When they got outside–almost knocking down a few pedestrians in their headlong rush out of thin air– Marla hurried along the street, putting distance between the shop and herself. She glanced back, feeling distinctly that she was being followed, but the apprentice and her master were nowhere to be seen. Probably just nerves. Who else besides those two would want to follow her here?
“Marla, I’m trying to tell you something,” Rondeau said.
“Tell me over dinner,” she said. “We’ve got a few hours to kill, and I think I saw an Italian restaurant earlier.”
“Well. Yes. I imagine you did. We were in North Beach, after all. Don’t you know anything about San Francisco?”
“Cable cars. Golden Gate Bridge. Fog. Hills. Gay pride. If you’re coming here, wear some flowers in your hair. That’s the gist, right?”
“You do have a way of stripping things down to their essentials,” Rondeau said. “But, seriously–listen.”
Across the bay, in Oakland, San Francisco’s lookeddown-upon stepsister, a former movie actor named Bradley Bowman–or just “B” to his friends, most of whom were dead or had conveniently lost touch with him–sat in a trash-strewn, weed-choked vacant lot, dropping Valiums into a sewer grate, one pill at a time.
“I had one of those dreams,” he said. “I was standing under an overpass. Frogs rained from the sky, and some of them hopped under the overpass with me. A man in an old-fashioned beaver hat stood half in shadow by a pillar, watching me, and when I waved at him, he nodded. There were hummingbirds flying around my head, moving almost too fast to see. A woman in a purple cloak came out of the shadows, stepping on frogs as she walked, and then she tried to kiss me. When her lips touched mine, I found myself wrapped up in a cocoon, and I didn’t know what I was going to transform into. What does it mean?”
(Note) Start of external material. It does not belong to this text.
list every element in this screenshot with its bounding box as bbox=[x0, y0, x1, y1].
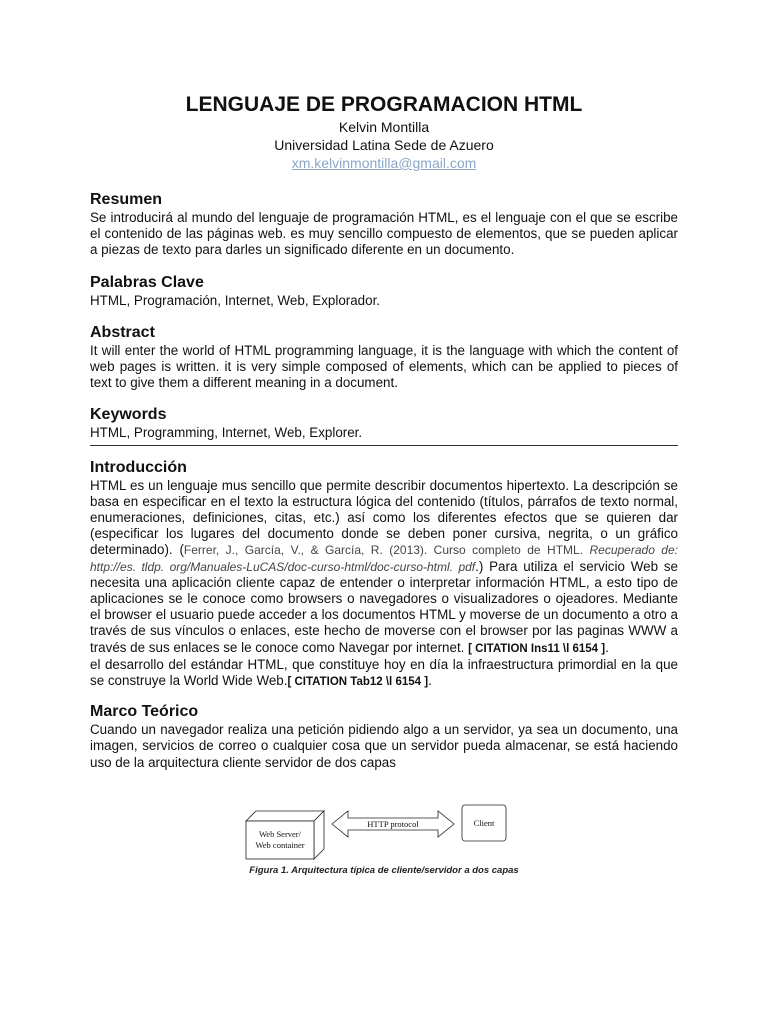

After a moment, something spoke from beneath the sewer grate. It talked for a long time, its voice lazy and relaxed.
“Shit,” B said. “Is there anything I can do to prevent it?”
The voice spoke again, more briefly this time.
B sighed. “Guess I have to, then. Damn. I hate going into the city.”
The voice from below murmured.
“Don’t,” B said. “Please. Coming here, talking to you . . . this is hard enough without stirring up all those old memories.” He stood, slung his battered knapsack over his shoulder, and trudged toward home, lost in the fog of the past.